Observe what happened when I pushed the jk02.roq sample through YouTube in my original experiment 4 years ago:
Do you see how the canyon walls bleed into the sky? That's not supposed to happen. FFmpeg doesn't do that anymore but I was able to go back into the source code history to find when it did do that:
Academic Answer
FFmpeg fixed this bug in June of 2007 (thanks to Eric Lasota). The problem had to do with premature colorspace conversion in my original decoder.Leftovers
I tried uploading the video again to see if the problem persists in YouTube's transcoder. First bit of trivia: YouTube detects when you have uploaded the same video twice and rejects the subsequent attempts. So I created a double concatenation of the video and uploaded it. The problem is gone, illustrating that the backend is actually using a newer version of FFmpeg.

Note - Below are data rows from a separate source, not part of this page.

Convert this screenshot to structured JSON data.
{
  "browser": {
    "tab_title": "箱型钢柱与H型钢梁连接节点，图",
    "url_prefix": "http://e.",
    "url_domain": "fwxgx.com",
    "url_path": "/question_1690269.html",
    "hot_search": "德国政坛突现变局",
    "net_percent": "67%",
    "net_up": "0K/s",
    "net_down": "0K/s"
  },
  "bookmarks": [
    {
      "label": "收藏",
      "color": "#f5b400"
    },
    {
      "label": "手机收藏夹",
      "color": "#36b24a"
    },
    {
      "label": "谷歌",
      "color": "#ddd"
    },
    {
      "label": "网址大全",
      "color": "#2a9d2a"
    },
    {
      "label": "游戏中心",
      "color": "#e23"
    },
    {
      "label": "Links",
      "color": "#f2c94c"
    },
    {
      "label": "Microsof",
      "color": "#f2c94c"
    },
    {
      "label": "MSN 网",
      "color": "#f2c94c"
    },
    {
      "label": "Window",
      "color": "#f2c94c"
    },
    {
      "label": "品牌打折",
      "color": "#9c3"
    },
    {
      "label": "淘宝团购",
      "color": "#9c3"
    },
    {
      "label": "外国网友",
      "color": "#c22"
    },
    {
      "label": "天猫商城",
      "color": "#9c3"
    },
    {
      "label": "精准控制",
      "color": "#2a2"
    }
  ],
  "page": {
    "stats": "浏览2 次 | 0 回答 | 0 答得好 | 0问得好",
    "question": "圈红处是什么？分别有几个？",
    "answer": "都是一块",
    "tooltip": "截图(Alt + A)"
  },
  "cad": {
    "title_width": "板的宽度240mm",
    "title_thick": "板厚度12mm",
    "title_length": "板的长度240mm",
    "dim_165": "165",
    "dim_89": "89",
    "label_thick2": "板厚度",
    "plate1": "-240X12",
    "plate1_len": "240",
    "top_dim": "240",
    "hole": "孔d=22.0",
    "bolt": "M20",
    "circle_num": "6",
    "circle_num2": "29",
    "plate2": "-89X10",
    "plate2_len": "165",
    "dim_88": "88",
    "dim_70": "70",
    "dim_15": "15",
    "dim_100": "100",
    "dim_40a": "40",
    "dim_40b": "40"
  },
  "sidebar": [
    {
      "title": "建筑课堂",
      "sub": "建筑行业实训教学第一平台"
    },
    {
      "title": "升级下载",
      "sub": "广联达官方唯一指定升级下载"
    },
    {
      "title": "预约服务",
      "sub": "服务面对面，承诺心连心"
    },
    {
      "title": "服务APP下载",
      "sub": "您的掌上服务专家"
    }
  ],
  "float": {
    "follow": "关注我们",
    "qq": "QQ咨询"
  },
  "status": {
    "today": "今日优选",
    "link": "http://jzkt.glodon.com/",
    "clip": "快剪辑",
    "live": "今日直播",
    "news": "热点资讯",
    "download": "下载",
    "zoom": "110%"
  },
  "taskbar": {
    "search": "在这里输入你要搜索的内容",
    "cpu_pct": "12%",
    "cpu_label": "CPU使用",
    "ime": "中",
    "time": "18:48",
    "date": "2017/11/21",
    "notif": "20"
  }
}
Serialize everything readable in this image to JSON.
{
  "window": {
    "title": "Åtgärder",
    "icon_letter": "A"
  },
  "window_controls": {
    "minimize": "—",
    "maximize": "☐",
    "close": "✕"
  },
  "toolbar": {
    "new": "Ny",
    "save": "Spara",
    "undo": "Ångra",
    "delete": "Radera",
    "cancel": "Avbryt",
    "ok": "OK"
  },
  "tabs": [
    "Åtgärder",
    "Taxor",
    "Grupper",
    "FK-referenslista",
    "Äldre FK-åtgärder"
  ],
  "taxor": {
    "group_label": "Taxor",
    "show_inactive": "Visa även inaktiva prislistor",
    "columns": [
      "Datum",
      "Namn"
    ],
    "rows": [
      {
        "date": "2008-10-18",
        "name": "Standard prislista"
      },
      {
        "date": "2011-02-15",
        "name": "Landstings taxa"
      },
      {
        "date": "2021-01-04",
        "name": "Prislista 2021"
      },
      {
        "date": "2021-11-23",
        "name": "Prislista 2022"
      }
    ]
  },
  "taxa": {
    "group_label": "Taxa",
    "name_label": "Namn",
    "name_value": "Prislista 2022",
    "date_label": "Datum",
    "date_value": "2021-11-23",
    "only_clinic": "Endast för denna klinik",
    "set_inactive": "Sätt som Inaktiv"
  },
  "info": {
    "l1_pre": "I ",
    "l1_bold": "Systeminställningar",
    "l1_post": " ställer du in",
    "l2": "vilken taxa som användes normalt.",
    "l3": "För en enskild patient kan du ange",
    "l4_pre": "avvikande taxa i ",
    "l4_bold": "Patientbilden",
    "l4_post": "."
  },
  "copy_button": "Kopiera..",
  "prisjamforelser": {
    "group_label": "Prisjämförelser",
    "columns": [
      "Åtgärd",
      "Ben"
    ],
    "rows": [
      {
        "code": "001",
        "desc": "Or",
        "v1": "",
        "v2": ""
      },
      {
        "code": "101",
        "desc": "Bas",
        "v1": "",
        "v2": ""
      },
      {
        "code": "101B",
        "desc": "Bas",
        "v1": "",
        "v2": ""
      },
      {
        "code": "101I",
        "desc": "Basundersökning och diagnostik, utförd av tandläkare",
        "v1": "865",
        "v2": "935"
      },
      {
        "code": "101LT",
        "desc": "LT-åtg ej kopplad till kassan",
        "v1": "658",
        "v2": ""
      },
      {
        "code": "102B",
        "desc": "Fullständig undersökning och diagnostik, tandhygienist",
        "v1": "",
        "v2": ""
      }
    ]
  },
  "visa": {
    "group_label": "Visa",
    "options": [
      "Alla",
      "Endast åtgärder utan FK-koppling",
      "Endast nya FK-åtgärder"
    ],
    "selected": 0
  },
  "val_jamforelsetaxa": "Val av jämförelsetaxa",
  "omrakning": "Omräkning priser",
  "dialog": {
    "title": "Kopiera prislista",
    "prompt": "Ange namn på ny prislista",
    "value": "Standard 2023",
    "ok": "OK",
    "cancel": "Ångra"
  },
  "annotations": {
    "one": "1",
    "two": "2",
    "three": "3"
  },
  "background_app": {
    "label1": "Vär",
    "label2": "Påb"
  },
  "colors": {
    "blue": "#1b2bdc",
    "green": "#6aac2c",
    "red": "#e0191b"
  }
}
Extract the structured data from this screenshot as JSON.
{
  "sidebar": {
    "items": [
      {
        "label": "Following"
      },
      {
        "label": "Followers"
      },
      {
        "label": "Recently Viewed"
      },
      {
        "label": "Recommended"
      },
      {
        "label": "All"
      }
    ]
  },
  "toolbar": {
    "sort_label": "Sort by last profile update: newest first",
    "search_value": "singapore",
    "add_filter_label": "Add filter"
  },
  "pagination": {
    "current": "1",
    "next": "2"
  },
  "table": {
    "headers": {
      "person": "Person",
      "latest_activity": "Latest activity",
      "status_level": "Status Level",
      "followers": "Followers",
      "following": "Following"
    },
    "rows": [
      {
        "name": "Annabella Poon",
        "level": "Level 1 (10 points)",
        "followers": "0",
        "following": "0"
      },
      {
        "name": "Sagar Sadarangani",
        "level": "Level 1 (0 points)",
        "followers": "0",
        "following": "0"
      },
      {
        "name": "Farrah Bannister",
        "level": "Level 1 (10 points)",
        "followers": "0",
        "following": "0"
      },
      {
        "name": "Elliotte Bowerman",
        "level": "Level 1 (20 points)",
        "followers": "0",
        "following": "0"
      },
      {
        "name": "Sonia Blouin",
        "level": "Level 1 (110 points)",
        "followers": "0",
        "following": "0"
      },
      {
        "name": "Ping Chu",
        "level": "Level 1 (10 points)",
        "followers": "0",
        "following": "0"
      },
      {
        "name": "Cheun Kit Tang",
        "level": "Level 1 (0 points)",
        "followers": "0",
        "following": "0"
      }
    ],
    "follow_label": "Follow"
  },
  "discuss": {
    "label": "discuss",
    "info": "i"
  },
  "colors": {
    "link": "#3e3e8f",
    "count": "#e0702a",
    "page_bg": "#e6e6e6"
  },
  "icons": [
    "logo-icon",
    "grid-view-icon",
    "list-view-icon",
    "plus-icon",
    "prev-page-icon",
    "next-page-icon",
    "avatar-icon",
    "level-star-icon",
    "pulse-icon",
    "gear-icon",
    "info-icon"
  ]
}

This surprises me for somewhat esoteric reasons.Here's another interesting bit of trivia for those who don't do a lot of YouTube uploading-- YouTube reports format details when you upload a video:
So, yep, RoQ format. And you can wager that this will prompt me to go back through the litany of unusual formats that FFmpeg supports to see how YouTube responds.